화학공학소재연구정보센터
Transport in Porous Media, Vol.110, No.2, 225-250, 2015
Evaporation from Wavy Porous Surfaces into Turbulent Airflows
The relief and roughness of natural surfaces interacting with airflows and with radiation affect rates and distributions of heat and vapor fluxes into the atmosphere. The study quantifies interactions of regular sinusoidal wavy porous surfaces (with different geometrical characteristics) affecting heat and vapor transport into prescribed turbulent airflows. A model for turbulent eddies interacting with an undulating evaporating surface with mean boundary layer that varies across sinusoidal wavy surfaces was developed and experimentally evaluated in a wind tunnel. The surface of a shallow (0.3 m deep) sand-filled basin was imprinted with regular sinusoidal ridges and troughs; water content and temperature sensors were embedded in the sand, and the instrumented basin was placed on a balance in the wind tunnel. Detailed thermal signatures of the evaporating surface for different wind speeds and surface patterns were obtained using high-resolution infrared thermography.
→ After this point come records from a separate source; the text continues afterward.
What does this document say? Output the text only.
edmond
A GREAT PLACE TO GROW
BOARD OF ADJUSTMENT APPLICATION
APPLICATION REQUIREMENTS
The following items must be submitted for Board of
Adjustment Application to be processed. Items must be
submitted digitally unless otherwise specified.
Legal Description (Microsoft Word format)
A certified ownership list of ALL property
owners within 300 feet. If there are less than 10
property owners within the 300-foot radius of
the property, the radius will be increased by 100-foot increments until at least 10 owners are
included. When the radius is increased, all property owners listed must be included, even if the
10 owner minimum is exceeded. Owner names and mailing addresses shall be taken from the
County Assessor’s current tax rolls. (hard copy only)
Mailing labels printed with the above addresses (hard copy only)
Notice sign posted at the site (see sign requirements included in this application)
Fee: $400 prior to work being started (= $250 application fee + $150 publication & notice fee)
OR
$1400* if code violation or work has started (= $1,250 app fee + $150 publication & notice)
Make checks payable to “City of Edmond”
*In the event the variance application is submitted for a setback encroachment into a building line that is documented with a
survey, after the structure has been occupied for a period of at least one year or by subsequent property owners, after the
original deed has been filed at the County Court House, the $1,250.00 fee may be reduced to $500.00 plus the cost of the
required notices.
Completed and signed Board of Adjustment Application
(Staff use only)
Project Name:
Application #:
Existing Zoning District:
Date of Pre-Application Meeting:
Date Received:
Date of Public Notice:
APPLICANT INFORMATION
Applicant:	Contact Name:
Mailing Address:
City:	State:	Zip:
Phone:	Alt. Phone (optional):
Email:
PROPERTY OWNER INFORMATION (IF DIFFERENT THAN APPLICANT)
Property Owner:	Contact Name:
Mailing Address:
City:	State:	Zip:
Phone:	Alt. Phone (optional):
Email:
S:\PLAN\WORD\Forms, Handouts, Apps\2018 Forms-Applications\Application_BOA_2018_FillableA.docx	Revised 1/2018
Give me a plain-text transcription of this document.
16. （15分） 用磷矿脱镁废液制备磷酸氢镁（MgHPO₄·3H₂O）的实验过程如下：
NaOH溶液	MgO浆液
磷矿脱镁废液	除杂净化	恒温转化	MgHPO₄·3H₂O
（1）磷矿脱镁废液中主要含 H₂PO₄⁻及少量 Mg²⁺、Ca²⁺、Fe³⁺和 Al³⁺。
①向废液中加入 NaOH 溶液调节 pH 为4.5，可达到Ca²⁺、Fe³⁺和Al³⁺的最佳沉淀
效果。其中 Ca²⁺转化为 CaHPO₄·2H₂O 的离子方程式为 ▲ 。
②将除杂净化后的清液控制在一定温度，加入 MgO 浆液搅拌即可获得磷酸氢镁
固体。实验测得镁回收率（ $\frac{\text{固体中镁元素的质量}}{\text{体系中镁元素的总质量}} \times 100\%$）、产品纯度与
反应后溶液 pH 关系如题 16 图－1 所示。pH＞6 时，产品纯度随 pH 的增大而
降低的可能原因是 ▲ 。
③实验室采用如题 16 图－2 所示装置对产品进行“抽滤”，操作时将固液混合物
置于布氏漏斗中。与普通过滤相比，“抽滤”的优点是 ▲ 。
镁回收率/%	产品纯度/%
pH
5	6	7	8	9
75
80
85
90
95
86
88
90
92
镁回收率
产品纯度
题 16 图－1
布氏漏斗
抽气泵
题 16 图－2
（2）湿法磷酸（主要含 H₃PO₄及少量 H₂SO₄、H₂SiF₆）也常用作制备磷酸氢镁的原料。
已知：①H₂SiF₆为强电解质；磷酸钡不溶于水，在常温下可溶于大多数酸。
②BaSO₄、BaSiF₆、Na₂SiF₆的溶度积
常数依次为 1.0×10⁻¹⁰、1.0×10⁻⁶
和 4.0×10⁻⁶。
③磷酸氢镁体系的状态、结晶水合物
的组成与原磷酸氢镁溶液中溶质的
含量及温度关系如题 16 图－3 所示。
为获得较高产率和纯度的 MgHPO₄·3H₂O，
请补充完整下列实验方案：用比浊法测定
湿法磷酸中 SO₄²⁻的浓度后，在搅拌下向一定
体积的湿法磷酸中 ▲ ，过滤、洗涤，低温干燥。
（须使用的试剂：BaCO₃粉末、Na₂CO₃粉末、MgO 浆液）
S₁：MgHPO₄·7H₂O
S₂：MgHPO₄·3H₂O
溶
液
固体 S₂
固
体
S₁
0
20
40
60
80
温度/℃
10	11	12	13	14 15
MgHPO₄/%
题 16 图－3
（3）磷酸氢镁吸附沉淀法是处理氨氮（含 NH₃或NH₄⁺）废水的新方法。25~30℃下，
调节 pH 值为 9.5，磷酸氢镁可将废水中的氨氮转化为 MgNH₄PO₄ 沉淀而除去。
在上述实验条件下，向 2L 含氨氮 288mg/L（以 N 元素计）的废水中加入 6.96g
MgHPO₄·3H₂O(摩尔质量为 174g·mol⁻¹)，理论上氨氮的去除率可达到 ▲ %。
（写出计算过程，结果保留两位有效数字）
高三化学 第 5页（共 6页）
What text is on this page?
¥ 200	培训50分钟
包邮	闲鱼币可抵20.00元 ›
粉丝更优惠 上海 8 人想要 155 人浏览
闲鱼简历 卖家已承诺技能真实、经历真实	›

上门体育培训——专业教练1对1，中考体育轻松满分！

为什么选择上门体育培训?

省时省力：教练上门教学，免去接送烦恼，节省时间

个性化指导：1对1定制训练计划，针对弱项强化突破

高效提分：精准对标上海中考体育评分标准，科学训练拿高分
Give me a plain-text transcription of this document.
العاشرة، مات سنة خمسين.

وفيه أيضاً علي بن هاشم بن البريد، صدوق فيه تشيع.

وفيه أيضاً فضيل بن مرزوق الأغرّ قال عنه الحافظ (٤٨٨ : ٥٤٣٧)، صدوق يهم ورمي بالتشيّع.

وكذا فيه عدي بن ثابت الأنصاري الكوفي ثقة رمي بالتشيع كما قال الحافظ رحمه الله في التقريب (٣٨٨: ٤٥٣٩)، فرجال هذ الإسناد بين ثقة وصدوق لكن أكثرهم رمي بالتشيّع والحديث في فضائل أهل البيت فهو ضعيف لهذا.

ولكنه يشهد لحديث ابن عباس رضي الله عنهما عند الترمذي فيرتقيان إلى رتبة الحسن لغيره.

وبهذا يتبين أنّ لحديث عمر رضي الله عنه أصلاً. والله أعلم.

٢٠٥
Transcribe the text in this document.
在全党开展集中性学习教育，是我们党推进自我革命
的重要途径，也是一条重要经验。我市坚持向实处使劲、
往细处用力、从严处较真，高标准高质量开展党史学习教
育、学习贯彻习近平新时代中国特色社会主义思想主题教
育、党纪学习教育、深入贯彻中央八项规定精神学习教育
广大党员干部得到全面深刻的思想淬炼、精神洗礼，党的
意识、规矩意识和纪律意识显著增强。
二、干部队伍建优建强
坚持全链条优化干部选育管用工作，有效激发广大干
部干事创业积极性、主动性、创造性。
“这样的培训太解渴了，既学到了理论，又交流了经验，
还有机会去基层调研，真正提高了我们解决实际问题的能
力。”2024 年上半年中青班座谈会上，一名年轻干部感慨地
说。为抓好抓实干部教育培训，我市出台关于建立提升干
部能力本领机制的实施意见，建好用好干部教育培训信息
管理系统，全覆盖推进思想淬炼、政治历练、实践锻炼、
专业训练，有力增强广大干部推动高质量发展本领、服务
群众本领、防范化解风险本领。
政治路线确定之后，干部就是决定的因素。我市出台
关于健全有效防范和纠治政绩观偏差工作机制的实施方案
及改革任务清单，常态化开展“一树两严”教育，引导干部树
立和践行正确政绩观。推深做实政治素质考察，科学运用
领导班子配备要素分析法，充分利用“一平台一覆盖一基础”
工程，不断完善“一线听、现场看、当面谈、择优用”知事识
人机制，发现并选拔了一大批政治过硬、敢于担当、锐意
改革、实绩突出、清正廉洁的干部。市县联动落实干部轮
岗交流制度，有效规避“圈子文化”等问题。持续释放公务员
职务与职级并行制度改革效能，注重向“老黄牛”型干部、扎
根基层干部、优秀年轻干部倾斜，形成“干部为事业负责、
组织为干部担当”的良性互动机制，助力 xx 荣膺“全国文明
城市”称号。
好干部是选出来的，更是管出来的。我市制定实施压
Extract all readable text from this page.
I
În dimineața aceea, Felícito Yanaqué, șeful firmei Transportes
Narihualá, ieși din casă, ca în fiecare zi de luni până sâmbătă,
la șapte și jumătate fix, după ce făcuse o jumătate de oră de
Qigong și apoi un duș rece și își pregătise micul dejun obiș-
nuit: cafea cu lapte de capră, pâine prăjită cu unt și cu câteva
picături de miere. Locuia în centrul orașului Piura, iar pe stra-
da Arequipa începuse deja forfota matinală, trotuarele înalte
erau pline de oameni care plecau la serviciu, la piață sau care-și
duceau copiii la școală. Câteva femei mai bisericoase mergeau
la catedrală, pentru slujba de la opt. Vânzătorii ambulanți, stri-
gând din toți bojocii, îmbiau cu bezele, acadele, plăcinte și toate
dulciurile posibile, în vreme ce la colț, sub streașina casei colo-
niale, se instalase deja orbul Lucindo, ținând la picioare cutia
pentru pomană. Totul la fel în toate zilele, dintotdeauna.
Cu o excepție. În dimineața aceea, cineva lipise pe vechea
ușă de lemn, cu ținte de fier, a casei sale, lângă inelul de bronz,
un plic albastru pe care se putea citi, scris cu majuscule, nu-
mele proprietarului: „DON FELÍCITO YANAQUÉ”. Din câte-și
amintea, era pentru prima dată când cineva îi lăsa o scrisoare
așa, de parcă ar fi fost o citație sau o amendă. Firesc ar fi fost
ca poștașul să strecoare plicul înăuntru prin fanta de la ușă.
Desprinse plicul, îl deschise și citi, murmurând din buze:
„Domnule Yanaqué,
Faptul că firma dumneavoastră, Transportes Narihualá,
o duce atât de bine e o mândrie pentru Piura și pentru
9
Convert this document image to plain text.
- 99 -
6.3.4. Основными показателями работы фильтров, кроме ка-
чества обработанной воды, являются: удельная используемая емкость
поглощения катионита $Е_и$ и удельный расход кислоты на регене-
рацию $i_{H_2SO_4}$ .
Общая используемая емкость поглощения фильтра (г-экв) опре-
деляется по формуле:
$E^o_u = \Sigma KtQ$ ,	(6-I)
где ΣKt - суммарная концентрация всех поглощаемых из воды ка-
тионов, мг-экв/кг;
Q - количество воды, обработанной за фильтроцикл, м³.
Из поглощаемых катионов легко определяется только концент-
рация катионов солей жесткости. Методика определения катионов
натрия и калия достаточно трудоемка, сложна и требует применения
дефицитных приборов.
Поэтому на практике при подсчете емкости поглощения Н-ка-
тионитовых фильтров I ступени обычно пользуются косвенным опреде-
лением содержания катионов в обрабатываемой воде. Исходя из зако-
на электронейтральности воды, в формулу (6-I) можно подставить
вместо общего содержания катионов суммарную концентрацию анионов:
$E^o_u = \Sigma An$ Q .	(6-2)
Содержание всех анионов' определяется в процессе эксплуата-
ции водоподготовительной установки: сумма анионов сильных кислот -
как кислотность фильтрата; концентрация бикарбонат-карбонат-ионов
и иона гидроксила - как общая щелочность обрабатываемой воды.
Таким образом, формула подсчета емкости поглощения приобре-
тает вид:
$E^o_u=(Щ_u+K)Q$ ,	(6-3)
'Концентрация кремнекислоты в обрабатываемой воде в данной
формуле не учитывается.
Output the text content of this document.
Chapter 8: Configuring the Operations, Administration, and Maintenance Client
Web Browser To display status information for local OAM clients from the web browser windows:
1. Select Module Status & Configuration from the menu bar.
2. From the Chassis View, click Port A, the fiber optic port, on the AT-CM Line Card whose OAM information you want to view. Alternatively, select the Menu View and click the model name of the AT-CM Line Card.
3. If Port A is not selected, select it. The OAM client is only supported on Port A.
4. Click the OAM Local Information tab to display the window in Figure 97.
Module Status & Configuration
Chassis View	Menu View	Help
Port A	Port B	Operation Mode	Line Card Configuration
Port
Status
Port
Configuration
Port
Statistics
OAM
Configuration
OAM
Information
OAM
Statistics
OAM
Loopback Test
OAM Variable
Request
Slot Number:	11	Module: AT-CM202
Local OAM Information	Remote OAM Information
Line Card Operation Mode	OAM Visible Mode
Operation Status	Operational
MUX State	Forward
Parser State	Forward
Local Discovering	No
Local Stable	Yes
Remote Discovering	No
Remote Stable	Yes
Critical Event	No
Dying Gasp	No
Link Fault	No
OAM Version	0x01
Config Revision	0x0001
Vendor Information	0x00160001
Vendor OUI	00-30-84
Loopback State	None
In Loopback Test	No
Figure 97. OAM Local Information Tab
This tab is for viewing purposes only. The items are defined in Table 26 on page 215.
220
The evaporative mass loss measurements and observed thermal patterns were in good agreement with model predictions for turbulent exchange over various wavy sand surface geometries. Results suggest that evaporative fluxes can be either enhanced or suppressed (relative to a flat surface) due to complex interplay between local boundary layer thickness and internal limitations to water flow to the evaporating surface. For a practical range of air velocities (0.5-4.0 m/s), and for sinusoidal configurations studied (amplitudes of 50-100 mm), the evaporative mass loss (relative to the flat surface) was reduced by up to 60 % for low surface aspect ratio and high wind velocity, and enhanced by up to 80 % for high aspect ratio and low wind velocity. The study offers a framework for interpreting and upscaling evaporative fluxes from rough terrestrial surfaces. Ongoing work considers shortwave radiation and geometrical interactions for a more complete account of surface energy balance and fluxes from natural rough surfaces.